Normalerweise verteilte Flitwick Kissen an die Schüler, an denen sie den Zauber ausprobieren konnten. Aber in seiner letzten Stunde hat ein Schüler alle Kissen mit hellblauen Flämmchen verbrannt. Er entschuldigte sich aufrichtig bei den Schülern, die den Zauber nun gegeneinander ausprobieren mussten.
Doch zunächst teilte der Lehrmeister, wie man den Zauber wirkte, und die Schüler sollten zuschauen. Er überlegte, ob er nicht einfach neue Kissen herbeizaubern sollte. Kaum einer war konzentriert auf seine Vorführung – selbst Rowan ritzte seine Initialen unter den Tisch und zeigte es Cody. Rowan wird immer für ihn da sein.
Für den Zauber musste man mit beiden Füßen fest auf dem Boden stehen und den Körper stabil halten – ansonsten würde man nicht seinen Gegner verscheuchen, sondern nur seinen Stolz. Nun begann auch Rowan sich auf den Unterricht zu konzentriere. Man durfte die Knie aber auf keinen Fall durchdrücken. Den Zauberstab musste man so halten, dass es sich bequem anfühlte. Ein schlaffer Griff am Zauberstab konnte tödliche Folgen haben.
Die Beschwörungsformel lautete Depulso. Dies war nicht schwer auszusprechen. Dennoch durfte man sich keinen Fehler erlauben. Billingsley hat mal mit einer einzigen falschen Silbe das Bootshaus angezündet.
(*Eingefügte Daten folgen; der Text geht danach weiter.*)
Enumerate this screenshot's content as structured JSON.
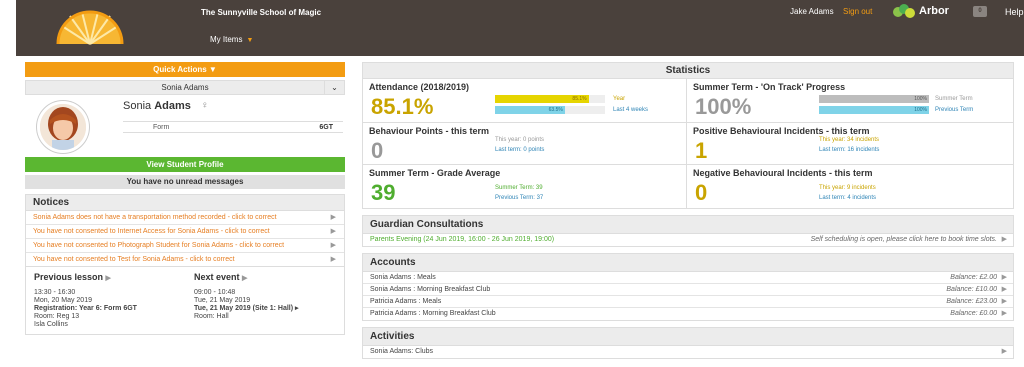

Der Gryffindor-Schüler mit den blonden Haaren hinter Cody schnitt sich am Papier seines Buches. Eine Schnittwunde konnte man leider nicht mit Depulso verscheuchen. Zum Abschluss des Unterrichts durften die Schüler Depulso auf Übungspuppen zaubern.
Weil Cody so gut war, durfte er den Zauber vor der ganzen Klasse auch nochmal auf einen Kessel wirken, der nach seinem Depulso quer durch den Raum schepperte. Flitwick gab ihm für diese Leistung zehn Hauspunkte.